The Denver minimum wage applies to all work performed within the boundaries of the city and county. It is not dependent on the employer’s location.

In 2022, the Denver Labor team recovered a record amount of restitution for workers; over $1.1 million under the minimum wage and prevailing wage ordinances. This was in part because of the new active enforcement program. Ordinance allows us to visit minimum wage work sites proactively and begin investigations without complaints based on data and industry patterns.

Unpaid wages recovered by Denver Labor in 2022.
Chart showing annual restitution amounts for the Denver Auditor's Office. The 2022 amount is the highest at $1,101,738.

We audit 100% of certified payrolls under prevailing wage and investigate 100% of minimum wage complaints.

“Denver’s wage ordinances protect vulnerable, marginalized, and undocumented workers,” Denver Labor Executive Director Jeff Garcia said. “In the past year, our team has been able to work successfully with community groups, consulates, employers, and labor groups to get the word out about worker rights and business requirements.”

In 2022, we investigated employers in industries and locations such as those along Denver’s boundaries, national brand companies, restaurants, home care services, salons, and valet parking companies. Common mistakes we identified included businesses claiming the tip credit when they should not, businesses thinking they are outside Denver’s boundary when they are not, and businesses paying a wage based on the employer’s office location instead of where the work was done.

Minimum wage investigations came from several sources in 2022:

Sources of minimum wage investigations.
Chart showing sources of minimum wage investigations. In 2022, the sources are broken down as follows: 21 investigations started based on complaints submitted by workers; 8 investigations started based on third-party complaints; 3 investigations started based on complaints from anonymous people and 49 investigations started based on active enforcement.
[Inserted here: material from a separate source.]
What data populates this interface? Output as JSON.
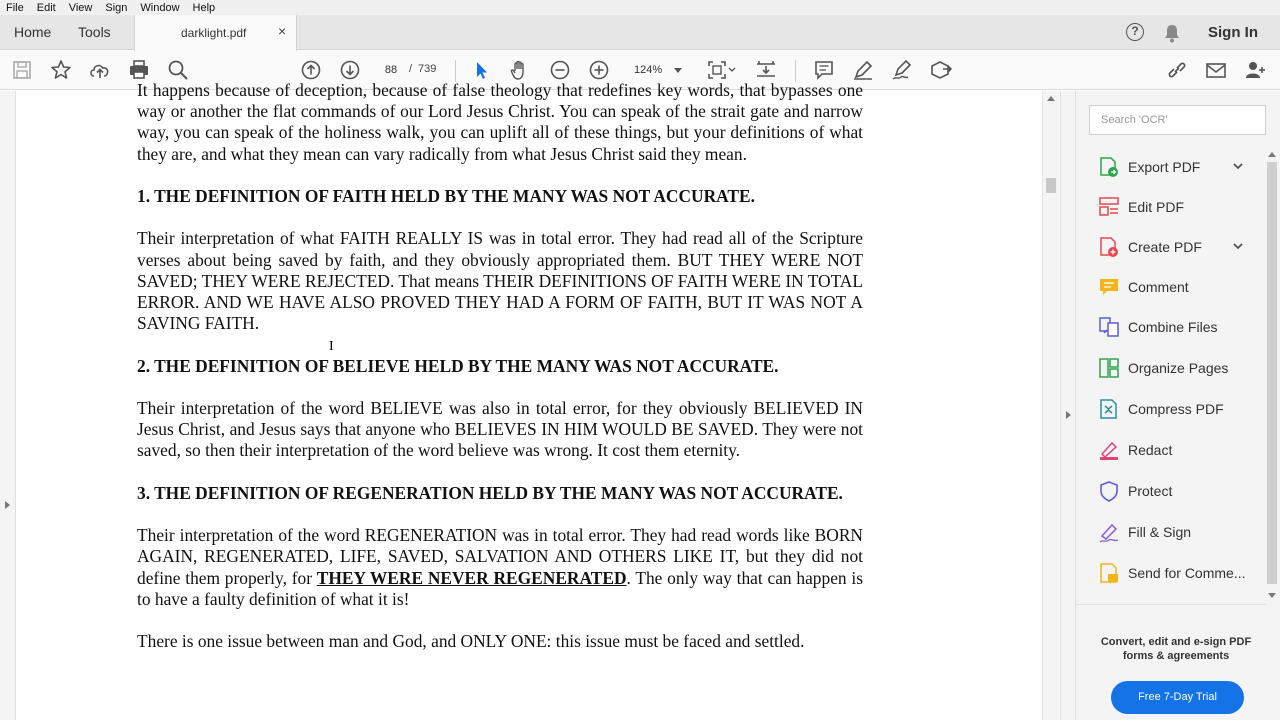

Exceptions to the minimum wage include certified youth employment programs, which allow employers to pay unemancipated minors 15% less than the citywide minimum wage if the program is formally approved by Denver Economic Development & Opportunity. The minimum wage also does not apply to workers who are just passing through or to workers who spend less than four hours in Denver.

We work throughout the year to educate employers, with the goal of ensuring workers are paid correctly from their first paycheck without the need for restitution. Resources on our website include a regional address finder, a tips tracker tool, and a minimum wage calculator.

We do live “Wages Wednesday” trainings in English and Spanish on Facebook, and we post informational videos on our YouTube page. We also offer one-on-one support for employers and live trainings for employers and community groups upon request.

“We’re here to help. Both business managers and workers across the city can feel comfortable talking to my team about Denver’s wages,” Auditor O’Brien said.

The Denver City Council passed the citywide minimum wage ordinance in 2019 to take effect Jan. 1, 2020. In 2022, the council voted to change the contractor minimum wage so it would increase annually at the same time as the citywide minimum wage. Employers must pay the greatest applicable wage rate for any work performed in the city or on city projects — therefore, the lower contractor minimum wage rate does not currently apply in Denver.